Abstract

This study details syntheses of unsymmetrical magnesium(I)-adduct complexes, [(^ArNacnac)(D)Mg-Mg(^ArNacnac)] (^ArNacnac = [(ArNCMe)₂CH]^-), Ar = xylyl (Xyl), mesityl (Mes), 2,6-diethylphenyl (Dep), or 2,6-diisopropylphenyl (Dip); D = N-heterocyclic carbene or 4-dimethylaminopyridine, DMAP), which X-ray crystallographic studies show to have markedly elongated Mg-Mg bonds. Two of these highly reactive species are shown to reductively trimerize CO to yield rare crystallographically characterized examples of the planar, aromatic deltate dianion, incorporated in the complexes [{(^DipNacnac)(D)Mg(μ-C₃O₃)Mg(^DipNacnac)}₂] (D = DMAP or :C{N(Me)C(Me)}₂).
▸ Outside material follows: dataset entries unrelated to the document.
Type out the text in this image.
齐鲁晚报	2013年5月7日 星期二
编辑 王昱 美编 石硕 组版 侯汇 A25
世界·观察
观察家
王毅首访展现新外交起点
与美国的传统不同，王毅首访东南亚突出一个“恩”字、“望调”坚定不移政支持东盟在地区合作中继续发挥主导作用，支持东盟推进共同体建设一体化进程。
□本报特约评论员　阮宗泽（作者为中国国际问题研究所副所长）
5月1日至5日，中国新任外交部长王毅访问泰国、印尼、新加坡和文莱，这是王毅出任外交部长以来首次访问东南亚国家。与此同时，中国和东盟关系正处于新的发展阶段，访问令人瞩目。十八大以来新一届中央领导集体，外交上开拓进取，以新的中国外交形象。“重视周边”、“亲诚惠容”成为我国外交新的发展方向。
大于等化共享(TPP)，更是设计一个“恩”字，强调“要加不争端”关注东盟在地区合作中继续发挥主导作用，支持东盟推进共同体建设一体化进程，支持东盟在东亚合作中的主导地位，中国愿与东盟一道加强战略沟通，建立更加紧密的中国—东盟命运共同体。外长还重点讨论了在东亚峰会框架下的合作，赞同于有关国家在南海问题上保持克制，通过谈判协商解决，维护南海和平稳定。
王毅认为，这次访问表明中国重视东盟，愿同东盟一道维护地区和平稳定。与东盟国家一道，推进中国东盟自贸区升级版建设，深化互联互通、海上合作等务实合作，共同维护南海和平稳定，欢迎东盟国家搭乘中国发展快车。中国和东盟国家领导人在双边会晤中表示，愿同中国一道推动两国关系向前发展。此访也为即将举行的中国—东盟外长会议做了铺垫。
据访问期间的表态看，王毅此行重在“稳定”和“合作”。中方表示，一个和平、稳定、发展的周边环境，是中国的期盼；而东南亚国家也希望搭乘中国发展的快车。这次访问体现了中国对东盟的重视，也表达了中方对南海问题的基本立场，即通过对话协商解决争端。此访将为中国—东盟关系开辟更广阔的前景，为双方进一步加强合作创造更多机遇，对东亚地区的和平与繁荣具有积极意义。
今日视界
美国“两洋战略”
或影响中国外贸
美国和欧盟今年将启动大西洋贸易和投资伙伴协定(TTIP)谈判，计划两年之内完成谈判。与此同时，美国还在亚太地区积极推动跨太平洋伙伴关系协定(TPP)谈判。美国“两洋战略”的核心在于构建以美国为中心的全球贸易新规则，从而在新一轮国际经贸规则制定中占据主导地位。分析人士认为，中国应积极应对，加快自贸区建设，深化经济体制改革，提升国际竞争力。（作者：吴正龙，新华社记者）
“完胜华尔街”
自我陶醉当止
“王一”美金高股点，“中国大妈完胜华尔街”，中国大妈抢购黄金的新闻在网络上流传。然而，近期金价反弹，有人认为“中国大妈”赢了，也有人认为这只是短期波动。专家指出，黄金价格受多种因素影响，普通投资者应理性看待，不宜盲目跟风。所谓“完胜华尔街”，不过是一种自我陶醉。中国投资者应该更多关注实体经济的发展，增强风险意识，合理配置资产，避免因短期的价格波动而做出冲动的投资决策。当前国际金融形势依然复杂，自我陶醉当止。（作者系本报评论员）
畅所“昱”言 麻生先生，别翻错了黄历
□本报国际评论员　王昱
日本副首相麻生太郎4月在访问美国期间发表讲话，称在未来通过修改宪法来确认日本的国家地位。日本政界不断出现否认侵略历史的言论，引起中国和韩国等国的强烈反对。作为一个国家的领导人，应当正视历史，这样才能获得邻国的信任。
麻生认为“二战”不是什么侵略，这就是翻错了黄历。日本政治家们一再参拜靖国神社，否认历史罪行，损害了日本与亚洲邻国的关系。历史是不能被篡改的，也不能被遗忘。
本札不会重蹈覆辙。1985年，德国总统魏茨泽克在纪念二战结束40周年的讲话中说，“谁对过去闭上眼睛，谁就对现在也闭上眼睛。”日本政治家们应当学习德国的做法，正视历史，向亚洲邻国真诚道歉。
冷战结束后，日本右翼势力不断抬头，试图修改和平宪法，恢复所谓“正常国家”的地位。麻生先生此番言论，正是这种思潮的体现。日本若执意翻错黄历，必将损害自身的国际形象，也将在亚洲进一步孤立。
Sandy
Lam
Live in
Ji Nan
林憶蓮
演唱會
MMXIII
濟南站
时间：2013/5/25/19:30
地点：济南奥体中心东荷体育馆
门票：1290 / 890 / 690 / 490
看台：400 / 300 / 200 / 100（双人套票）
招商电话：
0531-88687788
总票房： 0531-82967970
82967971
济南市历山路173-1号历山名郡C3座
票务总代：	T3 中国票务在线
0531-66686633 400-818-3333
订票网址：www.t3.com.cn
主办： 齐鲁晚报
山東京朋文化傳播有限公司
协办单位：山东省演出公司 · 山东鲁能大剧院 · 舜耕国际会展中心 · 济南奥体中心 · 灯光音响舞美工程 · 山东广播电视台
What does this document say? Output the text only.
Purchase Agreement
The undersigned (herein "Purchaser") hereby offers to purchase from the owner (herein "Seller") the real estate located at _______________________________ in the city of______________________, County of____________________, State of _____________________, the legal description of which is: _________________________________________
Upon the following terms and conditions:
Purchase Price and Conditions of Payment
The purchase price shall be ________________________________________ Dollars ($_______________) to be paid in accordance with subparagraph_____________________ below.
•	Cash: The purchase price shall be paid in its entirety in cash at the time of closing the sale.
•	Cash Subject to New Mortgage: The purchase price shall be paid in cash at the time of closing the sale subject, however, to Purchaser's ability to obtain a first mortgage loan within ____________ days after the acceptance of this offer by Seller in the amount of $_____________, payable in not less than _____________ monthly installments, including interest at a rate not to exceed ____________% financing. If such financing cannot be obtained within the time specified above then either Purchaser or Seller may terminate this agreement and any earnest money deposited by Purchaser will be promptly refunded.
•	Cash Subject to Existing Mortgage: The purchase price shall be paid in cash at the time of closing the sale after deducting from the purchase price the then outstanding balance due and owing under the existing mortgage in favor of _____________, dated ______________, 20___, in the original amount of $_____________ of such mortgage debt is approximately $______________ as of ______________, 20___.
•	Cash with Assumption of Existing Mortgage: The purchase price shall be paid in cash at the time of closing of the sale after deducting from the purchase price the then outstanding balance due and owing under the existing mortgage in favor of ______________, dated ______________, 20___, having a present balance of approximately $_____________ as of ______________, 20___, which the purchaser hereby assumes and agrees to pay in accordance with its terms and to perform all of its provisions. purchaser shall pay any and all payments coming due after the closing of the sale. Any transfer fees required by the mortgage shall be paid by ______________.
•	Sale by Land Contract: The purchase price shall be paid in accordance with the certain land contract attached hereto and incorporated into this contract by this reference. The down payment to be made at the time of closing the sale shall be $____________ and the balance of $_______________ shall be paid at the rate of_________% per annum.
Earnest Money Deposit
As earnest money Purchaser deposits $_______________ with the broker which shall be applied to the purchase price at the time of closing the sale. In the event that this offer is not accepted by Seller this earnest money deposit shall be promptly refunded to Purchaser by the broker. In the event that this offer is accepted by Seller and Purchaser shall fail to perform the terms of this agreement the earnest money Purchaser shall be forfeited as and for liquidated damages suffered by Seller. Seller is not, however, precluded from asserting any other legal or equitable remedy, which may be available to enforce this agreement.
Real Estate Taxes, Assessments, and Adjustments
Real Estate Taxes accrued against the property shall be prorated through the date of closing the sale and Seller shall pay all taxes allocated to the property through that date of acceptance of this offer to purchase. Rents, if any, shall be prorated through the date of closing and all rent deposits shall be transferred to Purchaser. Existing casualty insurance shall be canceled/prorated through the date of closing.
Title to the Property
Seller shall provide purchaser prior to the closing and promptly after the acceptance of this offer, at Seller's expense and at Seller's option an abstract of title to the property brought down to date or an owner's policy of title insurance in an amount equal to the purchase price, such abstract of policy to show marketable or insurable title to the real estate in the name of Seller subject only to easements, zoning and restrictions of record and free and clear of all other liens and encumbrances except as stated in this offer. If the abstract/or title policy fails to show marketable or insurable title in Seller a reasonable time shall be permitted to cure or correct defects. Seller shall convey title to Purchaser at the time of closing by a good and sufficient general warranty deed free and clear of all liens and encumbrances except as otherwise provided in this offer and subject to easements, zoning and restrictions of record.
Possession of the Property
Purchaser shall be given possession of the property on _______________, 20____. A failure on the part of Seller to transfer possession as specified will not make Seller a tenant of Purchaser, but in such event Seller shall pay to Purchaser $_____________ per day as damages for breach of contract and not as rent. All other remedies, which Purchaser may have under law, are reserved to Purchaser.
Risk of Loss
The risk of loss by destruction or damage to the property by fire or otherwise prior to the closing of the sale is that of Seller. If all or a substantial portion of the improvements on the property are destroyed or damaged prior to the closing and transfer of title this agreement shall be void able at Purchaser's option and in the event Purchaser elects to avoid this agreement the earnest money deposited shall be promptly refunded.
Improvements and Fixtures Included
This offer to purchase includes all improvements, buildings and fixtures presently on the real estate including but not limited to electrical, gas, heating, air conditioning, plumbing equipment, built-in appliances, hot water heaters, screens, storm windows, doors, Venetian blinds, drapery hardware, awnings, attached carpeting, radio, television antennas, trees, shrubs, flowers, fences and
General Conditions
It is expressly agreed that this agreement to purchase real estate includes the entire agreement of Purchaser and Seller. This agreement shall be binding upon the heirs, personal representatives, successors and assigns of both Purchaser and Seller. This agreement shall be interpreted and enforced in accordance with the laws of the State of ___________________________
DFT calculations suggest that these complexes form via stepwise two-electron reductions of three CO molecules, resulting in the formation of three C-C bonds within the cyclic deltate unit. This work highlights the utility of activated magnesium(I) adduct complexes as soluble organometallic models for the study of reductive C-C bond-forming events in, for example, the heterogeneously catalyzed Fischer-Tropsch process.